Ich hoffe, sehr geehrter Herr Rosin-Lampertius, dass Ihre Fragen zufriedenstellend beantwortet sind und meine Erläuterungen zur Klärung der Angelegenheit beitragen konnten.

Mit freundlichen Grüßen

Susanne Eschmann
Barmer GEK

So weit der Wortlaut der Mail. Doch was bedeutet dies?

  • Zunächst einmal scheint die Barmer GEK immer noch eine ausgesprochene eigenwillige Auslegung des §127 Abs.2a SGB V („Den Verträgen nach Absatz 2 Satz 1 können Leistungserbringer zu den gleichen Bedingungen als Vertragspartner beitreten) zu bevorzugen; sie geht nämlich – entgegen des oben dokumentierten Gesetzeswortlauts und der auch durch das Bundesversicherungsamt (BVA) wohl geteilten Rechtsauffassung – davon aus, dass der Leistungserbringer „auf Seiten eines Verbandes an dem Vertrag teilnehme„. Tatsächlich ist es aber so, dass der Betrieb nicht an dem Vertrag „teilnimmt“, sondern dem Vertrag „als Vertragspartner beitritt“, was im Ergebnis dazu führt, dass er ein eigenständiges Leistungs- und Vertragsverhältnis mit der Krankenkasse begründet. Damit ist der erste Vertragspartner der Krankenkasse auch keine „Zentrale“, und dementsprechend hat die Krankenkasse auch nicht nur diesem gegenüber eine Auskunftspflicht, sondern gegenüber jedem einzelnen Vertragspartner.
  • Hinsichtlich der „aufzahlungsfreien“ Variante unterscheidet sich die Stellungnahme der Barmer GEK von derjenigen der TK: die TK hatte nämlich ohne Einschränkungen den Wortlaut der Fragen der Landesinnung Orthopädieschuhtechnik Berlin bestätigt, während dies bei der Barmer GEK anders ist; dort taucht nun eine neue Variante des Vertragstextes auf, nämlich die „individuelle medizinische Notwendigkeit“ des Hilfsmittels für den Versicherten, welches auszahlungsfrei anzubieten ist. Der Vertrag sagt dazu in § 8 Abs. 5: „Die Produkte müssen … den Bedürfnissen des Versicherten voll gerecht werden.“Man darf also diese Formulierung der Barmer GEK durchaus als Konkretisierung des Vertrages ansehen, sodass nun klargestellt wäre, dass mit den „Bedürfnissen“ einzig und allein das „individuell medizinisch Notwendige“ gemeint ist – durchaus eine Auslegung, die für die Betriebe deutliche Rechtssicherheit und grössere Möglichkeiten zum Angebot eines zuzahlungspflichtigen Hilfsmittels eröffnet.
  • Ansonsten bestätigt die Barmer GEK im Wesentlichen die Regelungen der TK.
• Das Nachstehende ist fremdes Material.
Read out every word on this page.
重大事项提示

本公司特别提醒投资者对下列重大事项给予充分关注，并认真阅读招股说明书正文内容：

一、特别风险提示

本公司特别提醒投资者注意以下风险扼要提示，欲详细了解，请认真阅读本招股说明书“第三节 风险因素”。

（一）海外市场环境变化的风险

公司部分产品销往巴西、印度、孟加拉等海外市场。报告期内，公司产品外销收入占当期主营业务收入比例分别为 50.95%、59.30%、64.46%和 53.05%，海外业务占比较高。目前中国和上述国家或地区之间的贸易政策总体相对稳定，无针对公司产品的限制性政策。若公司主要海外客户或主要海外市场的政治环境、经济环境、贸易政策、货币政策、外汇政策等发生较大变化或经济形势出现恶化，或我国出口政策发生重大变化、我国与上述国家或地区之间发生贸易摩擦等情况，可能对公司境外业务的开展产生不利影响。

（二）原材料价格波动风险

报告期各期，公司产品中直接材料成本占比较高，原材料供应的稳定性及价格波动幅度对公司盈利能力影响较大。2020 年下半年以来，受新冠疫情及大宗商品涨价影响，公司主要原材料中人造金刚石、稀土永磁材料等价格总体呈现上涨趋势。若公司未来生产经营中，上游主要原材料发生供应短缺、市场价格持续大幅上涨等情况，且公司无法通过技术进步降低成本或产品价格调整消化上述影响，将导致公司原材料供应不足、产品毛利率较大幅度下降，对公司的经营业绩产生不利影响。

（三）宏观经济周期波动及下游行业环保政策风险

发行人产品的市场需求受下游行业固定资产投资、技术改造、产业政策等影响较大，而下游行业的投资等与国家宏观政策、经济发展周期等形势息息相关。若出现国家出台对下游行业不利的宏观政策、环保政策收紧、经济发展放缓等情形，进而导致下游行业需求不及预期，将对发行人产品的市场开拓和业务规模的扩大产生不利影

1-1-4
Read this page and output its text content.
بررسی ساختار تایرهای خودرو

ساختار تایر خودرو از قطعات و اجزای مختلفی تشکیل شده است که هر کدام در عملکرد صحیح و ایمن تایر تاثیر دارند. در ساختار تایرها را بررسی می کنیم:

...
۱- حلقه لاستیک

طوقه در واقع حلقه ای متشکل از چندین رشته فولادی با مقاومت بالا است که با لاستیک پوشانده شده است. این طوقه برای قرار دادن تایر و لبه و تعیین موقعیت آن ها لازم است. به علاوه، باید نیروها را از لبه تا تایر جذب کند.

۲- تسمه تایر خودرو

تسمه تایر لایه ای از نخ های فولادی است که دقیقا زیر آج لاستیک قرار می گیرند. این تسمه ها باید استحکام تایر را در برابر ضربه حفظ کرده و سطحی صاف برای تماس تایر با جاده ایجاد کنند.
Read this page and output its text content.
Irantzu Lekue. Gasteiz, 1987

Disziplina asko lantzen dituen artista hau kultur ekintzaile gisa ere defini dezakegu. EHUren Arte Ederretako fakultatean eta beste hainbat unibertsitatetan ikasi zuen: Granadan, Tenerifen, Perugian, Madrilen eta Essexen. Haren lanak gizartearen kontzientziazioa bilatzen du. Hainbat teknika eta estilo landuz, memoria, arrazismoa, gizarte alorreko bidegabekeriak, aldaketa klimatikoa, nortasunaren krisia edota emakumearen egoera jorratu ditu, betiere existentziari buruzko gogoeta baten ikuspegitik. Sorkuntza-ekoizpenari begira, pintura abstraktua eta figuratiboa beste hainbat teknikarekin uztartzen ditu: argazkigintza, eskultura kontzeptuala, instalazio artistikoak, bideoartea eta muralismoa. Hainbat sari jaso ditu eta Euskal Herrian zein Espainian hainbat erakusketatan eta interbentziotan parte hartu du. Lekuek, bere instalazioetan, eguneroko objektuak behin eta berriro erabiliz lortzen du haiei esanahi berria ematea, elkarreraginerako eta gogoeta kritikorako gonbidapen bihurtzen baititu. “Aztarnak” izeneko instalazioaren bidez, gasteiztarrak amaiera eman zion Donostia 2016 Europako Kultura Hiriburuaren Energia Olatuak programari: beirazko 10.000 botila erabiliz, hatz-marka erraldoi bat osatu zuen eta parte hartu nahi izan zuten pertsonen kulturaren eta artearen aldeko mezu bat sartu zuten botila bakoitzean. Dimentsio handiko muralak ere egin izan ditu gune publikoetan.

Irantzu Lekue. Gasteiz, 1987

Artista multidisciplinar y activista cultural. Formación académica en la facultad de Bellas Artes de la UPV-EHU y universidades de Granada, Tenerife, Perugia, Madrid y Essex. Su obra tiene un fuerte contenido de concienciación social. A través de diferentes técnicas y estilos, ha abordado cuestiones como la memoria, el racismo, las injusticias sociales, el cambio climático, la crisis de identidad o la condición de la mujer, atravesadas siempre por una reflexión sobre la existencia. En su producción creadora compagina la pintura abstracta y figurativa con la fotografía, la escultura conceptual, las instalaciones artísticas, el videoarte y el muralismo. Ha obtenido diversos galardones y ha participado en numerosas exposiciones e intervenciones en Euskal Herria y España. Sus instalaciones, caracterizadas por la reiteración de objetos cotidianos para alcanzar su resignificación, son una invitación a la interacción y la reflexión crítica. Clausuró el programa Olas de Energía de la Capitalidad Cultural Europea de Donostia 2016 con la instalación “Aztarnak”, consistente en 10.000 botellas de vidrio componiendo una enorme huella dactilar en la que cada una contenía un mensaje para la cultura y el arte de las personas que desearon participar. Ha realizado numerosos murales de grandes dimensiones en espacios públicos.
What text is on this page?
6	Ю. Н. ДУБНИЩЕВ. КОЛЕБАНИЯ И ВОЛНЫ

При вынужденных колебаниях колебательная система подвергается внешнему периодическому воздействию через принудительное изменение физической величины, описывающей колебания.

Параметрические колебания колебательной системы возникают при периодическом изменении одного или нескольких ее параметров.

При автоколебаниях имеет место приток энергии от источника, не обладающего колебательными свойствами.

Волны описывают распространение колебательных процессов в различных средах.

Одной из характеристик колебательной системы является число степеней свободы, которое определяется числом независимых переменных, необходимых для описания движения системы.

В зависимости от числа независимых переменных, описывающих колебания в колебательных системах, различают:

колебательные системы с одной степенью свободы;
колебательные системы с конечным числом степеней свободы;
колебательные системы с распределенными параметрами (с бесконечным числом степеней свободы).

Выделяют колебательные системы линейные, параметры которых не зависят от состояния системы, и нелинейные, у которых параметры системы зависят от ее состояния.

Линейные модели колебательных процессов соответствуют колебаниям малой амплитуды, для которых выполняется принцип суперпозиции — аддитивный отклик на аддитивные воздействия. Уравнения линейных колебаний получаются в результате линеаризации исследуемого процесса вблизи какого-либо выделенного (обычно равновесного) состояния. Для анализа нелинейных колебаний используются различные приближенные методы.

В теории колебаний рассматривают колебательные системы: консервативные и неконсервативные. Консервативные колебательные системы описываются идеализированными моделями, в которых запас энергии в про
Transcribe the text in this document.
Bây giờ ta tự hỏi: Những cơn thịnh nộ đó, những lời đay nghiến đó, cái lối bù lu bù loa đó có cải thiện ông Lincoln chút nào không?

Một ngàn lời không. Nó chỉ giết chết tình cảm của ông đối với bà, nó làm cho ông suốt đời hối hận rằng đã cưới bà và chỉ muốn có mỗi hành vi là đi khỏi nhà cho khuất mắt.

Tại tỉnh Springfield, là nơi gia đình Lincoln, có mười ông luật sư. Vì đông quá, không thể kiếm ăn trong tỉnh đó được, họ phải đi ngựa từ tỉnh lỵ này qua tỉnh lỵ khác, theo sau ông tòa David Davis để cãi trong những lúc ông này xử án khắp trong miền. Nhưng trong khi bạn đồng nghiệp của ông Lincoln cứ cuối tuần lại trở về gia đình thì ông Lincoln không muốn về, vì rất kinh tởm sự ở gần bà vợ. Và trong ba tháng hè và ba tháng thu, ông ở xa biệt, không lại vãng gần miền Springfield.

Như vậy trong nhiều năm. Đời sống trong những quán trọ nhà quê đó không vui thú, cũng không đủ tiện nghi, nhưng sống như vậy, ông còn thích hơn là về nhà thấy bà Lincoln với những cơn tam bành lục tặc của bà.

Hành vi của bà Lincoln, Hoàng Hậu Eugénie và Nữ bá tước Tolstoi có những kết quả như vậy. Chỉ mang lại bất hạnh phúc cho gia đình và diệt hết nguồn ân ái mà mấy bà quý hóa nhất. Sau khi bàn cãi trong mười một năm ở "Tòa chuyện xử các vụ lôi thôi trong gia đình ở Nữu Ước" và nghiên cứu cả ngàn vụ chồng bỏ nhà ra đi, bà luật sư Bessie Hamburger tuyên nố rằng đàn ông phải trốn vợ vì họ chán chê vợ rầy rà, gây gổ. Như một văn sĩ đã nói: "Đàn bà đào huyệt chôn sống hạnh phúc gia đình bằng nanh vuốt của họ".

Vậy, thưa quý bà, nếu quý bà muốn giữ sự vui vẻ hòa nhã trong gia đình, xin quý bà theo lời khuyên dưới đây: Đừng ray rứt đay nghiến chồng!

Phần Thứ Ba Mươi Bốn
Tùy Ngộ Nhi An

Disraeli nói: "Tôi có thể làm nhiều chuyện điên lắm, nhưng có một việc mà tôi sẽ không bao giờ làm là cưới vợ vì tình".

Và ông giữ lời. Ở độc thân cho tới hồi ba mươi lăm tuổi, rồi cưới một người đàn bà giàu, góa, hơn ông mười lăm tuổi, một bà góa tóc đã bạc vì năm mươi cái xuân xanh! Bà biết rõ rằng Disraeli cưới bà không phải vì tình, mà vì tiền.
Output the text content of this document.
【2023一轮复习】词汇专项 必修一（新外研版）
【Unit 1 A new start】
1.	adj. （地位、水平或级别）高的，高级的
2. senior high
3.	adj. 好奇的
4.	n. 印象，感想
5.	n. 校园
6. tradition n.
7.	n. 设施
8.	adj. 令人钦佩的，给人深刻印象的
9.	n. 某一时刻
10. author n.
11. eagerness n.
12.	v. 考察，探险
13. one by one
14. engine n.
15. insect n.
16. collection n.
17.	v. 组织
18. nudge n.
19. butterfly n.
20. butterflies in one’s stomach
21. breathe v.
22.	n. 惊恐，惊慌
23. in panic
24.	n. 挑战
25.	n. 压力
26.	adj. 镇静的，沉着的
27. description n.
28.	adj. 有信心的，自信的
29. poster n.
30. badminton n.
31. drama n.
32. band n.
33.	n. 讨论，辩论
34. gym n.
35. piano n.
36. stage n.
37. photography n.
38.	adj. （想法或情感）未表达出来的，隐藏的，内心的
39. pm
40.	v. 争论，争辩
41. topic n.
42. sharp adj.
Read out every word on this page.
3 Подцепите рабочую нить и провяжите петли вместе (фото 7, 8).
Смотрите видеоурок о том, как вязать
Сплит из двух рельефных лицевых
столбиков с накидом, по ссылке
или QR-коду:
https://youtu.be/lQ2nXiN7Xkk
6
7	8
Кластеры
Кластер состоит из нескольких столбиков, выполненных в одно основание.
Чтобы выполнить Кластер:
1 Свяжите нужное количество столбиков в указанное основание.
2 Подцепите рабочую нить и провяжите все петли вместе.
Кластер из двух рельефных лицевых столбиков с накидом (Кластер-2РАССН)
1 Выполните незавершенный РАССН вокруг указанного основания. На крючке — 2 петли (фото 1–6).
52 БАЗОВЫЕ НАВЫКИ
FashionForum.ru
    Im Ergebnis wird nun endlich gut, was lange gedauert hat – jedenfalls bzgl. der wirtschftlichen Zuzahlung; die Betriebe haben jetzt von beiden Krankenkassen schriftliche Stellungnahmen vorliegen, auf deren Basis sie wirtschaftliche Zuzahlungen nehmen können, und es ist klargestellt, dass das aufzahlungsfrei anzubietende Hilfsmittel nicht jedes „Bedürfnis“ des Versicherten erfüllen, sondern lediglich die „individuelle medizinische Notwendigkeit“ abdecken muss.